Joe Corallo: The Other Side of Crowdfunding

crowdfunding

This week I want to touch on a topic I haven’t addressed yet: crowdfunding. It’s been around for years now and has been a consistently used means to help fund projects and inventions ever since. Shortly after crowdfunding began to gain popularity with sites like Kickstarter and Indiegogo, many in and around the comics community flocked to crowdfunding as a means to fund creator-owned projects. It mostly started with indie comic creators trying to break in, but as time went on more established creators used crowdfunding as a way to fund passion comic projects and small publishers used it to start funding projects to lower their financial risks. Lowering financial risks for publishers to try putting out new kinds of comics has also been a boon for diversity in comics.

Just to get this out of the way before I dive right in, yes, sometimes crowdfunding goes wrong. The overwhelming majority of projects move along just fine, but there are exceptions. Don’t let reports of those discourage you from considering supporting projects you love that sound feasible. As crowdfunding has become a larger and larger phenomenon, different sites have been requiring projects to provide more information including timelines on when to expect progress on the project in question and risks the project will face. Don’t be discouraged, but don’t not read the fine print either.

I started using Kickstarter in 2012. The first comic project I donated to was Giant Robot Warrior Maintenance Crew. The premise was what if a Voltron type team had pilots that were total divas and the real heroes were their maintenance crew repairing the giant robot warriors during combat. It was a successfully funded and after a while I got my copies of the comic as part of my pledge. Sometime later, Giant Robot Warrior Maintenance Crew would be available through Diamond. Ideas like that would not have gotten much traction prior to crowdfunding, at least enough to print physical copies.

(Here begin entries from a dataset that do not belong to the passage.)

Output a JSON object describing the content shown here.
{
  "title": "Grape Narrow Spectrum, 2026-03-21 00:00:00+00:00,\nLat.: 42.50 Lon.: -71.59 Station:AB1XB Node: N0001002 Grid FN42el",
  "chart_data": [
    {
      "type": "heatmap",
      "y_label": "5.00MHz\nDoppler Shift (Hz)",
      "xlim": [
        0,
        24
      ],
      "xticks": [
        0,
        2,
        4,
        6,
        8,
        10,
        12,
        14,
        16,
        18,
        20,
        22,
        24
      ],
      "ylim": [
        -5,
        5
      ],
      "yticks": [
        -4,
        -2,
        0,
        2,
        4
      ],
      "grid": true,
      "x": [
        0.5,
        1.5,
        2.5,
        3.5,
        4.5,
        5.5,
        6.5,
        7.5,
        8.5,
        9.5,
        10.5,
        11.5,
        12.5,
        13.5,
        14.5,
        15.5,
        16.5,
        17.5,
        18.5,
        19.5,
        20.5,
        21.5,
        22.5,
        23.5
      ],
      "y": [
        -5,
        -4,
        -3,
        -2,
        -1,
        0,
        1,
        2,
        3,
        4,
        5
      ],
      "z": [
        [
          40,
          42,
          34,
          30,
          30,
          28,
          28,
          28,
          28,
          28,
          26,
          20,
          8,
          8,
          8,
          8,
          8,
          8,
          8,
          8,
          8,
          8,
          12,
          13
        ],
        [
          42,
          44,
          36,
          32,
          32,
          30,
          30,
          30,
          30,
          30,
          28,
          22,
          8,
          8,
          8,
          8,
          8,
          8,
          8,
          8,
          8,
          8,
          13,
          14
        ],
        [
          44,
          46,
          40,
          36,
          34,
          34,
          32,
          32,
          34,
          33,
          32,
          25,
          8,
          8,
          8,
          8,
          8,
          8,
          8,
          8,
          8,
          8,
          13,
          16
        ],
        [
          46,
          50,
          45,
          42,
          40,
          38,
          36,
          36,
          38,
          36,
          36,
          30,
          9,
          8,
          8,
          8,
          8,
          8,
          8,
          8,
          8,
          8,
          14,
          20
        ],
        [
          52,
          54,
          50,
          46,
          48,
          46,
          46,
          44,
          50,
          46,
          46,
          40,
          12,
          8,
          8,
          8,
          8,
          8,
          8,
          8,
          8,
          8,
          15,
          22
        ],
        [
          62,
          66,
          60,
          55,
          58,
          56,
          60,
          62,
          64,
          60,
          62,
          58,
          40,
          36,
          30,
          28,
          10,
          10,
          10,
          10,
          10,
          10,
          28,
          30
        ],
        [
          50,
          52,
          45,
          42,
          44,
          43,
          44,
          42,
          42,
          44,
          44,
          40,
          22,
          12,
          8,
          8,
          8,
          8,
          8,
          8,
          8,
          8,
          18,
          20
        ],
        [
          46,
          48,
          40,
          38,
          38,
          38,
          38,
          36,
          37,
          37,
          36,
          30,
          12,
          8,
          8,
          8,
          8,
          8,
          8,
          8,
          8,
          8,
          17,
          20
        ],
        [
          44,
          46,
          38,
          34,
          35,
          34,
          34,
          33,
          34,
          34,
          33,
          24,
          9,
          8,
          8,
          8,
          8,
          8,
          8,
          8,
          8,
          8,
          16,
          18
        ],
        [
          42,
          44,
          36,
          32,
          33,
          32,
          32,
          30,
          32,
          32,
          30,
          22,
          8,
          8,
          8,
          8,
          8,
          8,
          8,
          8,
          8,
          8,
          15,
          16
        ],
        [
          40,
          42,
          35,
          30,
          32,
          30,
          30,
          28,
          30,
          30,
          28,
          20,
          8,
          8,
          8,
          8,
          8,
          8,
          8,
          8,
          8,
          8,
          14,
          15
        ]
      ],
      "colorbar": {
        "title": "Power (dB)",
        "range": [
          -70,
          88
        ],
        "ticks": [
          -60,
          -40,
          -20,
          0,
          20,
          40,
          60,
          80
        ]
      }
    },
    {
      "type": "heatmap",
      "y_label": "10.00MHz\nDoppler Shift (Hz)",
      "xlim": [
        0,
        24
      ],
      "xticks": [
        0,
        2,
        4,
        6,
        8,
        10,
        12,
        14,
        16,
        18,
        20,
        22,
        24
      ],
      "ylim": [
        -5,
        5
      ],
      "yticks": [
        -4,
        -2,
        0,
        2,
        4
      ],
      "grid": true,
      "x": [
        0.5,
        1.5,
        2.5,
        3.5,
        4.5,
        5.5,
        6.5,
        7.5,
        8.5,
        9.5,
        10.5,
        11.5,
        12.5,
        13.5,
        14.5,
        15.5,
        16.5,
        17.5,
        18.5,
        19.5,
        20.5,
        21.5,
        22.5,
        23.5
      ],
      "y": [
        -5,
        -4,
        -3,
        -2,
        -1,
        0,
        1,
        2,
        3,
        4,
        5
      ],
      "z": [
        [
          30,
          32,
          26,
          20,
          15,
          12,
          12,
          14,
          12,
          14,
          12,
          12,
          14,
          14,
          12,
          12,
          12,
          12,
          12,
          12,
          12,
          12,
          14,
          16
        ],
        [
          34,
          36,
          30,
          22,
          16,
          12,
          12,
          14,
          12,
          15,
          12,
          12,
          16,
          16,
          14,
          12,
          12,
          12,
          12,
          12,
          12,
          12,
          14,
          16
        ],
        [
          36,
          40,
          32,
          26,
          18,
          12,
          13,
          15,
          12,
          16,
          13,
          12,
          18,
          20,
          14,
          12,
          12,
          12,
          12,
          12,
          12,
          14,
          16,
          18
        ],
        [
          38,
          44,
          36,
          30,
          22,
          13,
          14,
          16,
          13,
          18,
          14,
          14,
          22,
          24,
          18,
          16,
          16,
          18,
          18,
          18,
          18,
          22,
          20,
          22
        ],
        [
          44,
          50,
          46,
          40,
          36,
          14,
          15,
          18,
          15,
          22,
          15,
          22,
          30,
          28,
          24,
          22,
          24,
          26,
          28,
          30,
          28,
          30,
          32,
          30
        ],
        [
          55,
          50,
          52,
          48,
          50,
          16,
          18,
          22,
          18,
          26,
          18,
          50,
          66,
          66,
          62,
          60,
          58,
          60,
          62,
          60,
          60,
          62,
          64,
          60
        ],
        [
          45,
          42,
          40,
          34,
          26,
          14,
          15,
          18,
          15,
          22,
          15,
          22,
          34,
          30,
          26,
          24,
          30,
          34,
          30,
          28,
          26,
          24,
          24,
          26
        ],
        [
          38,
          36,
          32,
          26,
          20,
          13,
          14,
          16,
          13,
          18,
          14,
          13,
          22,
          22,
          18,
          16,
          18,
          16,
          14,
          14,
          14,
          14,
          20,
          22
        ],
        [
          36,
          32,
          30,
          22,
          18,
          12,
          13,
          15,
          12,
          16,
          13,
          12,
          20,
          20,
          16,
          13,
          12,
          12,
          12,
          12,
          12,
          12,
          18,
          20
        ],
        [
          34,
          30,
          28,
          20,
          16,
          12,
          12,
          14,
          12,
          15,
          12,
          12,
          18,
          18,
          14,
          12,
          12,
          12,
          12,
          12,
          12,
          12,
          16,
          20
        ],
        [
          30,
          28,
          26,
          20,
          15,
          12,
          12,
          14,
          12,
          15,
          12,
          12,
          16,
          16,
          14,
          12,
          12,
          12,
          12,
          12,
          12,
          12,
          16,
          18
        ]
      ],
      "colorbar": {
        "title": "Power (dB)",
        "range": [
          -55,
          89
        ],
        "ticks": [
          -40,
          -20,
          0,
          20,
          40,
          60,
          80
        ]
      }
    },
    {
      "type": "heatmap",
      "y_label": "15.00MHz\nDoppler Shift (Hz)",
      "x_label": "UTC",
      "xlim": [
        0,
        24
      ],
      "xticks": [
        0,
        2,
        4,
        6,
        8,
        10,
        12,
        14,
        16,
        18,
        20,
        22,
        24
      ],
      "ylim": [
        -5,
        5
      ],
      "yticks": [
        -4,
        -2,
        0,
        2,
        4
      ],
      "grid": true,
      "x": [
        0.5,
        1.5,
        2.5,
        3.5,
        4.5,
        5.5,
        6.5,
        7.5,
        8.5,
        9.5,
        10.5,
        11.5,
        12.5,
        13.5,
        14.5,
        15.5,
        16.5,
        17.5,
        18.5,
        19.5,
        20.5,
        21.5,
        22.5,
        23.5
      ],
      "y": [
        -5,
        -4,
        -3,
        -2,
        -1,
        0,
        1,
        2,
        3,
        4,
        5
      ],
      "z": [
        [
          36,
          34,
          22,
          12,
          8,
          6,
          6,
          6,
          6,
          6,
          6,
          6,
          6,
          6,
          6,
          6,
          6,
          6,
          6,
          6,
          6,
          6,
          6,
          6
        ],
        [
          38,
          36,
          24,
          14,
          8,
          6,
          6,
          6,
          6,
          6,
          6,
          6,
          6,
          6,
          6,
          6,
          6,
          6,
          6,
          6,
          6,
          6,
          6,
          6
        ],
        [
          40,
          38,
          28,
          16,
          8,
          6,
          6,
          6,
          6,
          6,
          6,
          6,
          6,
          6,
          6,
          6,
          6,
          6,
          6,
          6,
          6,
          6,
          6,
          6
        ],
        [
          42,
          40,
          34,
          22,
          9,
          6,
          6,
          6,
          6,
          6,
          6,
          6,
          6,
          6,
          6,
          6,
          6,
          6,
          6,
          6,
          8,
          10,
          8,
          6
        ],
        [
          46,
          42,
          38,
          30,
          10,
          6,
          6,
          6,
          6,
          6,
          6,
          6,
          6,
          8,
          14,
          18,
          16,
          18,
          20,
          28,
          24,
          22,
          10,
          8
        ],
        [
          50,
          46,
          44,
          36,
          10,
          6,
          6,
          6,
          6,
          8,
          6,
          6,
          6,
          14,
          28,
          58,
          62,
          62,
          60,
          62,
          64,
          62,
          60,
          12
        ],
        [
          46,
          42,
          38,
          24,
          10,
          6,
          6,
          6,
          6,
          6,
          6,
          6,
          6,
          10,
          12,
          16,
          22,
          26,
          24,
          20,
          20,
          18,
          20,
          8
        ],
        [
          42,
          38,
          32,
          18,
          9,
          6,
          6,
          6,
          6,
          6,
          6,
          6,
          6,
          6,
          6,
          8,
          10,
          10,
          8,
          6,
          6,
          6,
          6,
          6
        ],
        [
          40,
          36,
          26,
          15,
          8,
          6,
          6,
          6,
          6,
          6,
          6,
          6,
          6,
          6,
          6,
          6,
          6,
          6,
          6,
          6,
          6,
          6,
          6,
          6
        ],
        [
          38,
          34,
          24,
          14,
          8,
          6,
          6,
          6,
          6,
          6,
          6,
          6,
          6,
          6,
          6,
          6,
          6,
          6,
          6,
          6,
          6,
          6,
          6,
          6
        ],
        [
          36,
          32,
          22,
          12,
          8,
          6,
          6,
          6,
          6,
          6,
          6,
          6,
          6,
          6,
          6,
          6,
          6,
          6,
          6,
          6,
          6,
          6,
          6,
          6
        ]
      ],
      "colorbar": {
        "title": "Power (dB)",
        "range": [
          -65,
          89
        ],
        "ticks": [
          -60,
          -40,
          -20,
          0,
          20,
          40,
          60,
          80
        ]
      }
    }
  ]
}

Not only has crowdfunding helped with the diversity of ideas in comics, but with representation on the page and off the page. One of the first projects on Kickstarter I backed like that was Liberator by Matt Miner and Javier Sanchez Aranda, a groundbreaking comic about fighting to end animal cruelty at a high cost. This four issue limited comic series has diversity on the page with both its protagonists and off the page with talent like Javier Sanchez Aranda bringing the story to life with his illustrations. Liberator also broke new ground in comics by having 30% of its profits go to animal rescue efforts, a rare find in comics.

Crowdfunding, particularly Kickstarter in this case, was a crucial part of how Liberator happened. Not only were they able to get the word out in advance of this comic’s release through social media, it helped to get a small publisher, Black Mask Studios, to publish Liberator, making it a flagship title for the fledgling publisher at the time and a cornerstone of its shared universe. Without crowdfunding, we could have been deprived of this original, positive, and powerful comic.

Sites like Kickstarter have been helping women in comics too, both up and comers and established. Smut Peddler is a successful, multi volume series of adult themed comics made largely by women (all stories written and/or drawn by women to get the female perspective), and for women (and the forward thinking gentleman). Books like this often have a difficult time finding a publisher and even a printer because of the content and a place like Kickstarter greatly helps in making a project like Smut Peddler a reality. I would absolutely love to address why often we see publishers and printers having less of a moral dilemma in picking up and publishing a story about hate and extreme violence than they do about a story of love and sex, but I’d hate to derail my own conversation and really that topic is worth dedicating a whole column to.

Queer focused comics have been seeing a new Renaissance with crowdfunding campaigns too. Comics like Beyond, a queer fantasy anthology, have not only been published through Kickstarter funds, but were so successful that a sequel to Beyond is currently in the works. Even Flame Con, NYC’s first LGBTQ focused comic convention, is in part a result of a successful crowdfunding campaign. That’s not to say that the only reason these things happen are because of crowdfunding, but it’s certainly a huge help.

The queer comic on Kickstarter I most recently backed is titled The Other Side. It’s a queer paranormal romance comic anthology. You read that correctly. No, honestly you did. I wouldn’t joke about something like that.

The Other Side is a wonderful example of how far crowdfunding can take us. I could never imagine any large or medium sized publisher taking on a project like this. Even the tiny publishers. It’s such an interesting and unique idea and exactly the kind of idea that the comics industry needs to have coming out to show that in fact not every single idea has been done before. And hey, it’s another chance to get a comic with Fyodor Pavlov’s art in it.

The Kickstarter for The Other Side has been up for a couple of weeks and at the time I’m writing this has already made it to over $20,000 from nearly 700 backers with a goal of $23,000. By the time this column goes up there will be two weeks left to pledge. I strongly urge anyone with an interest in queer comics and seeing them continue to succeed in 2016 or knows someone who does to please pledge if they can or at very least spread the word.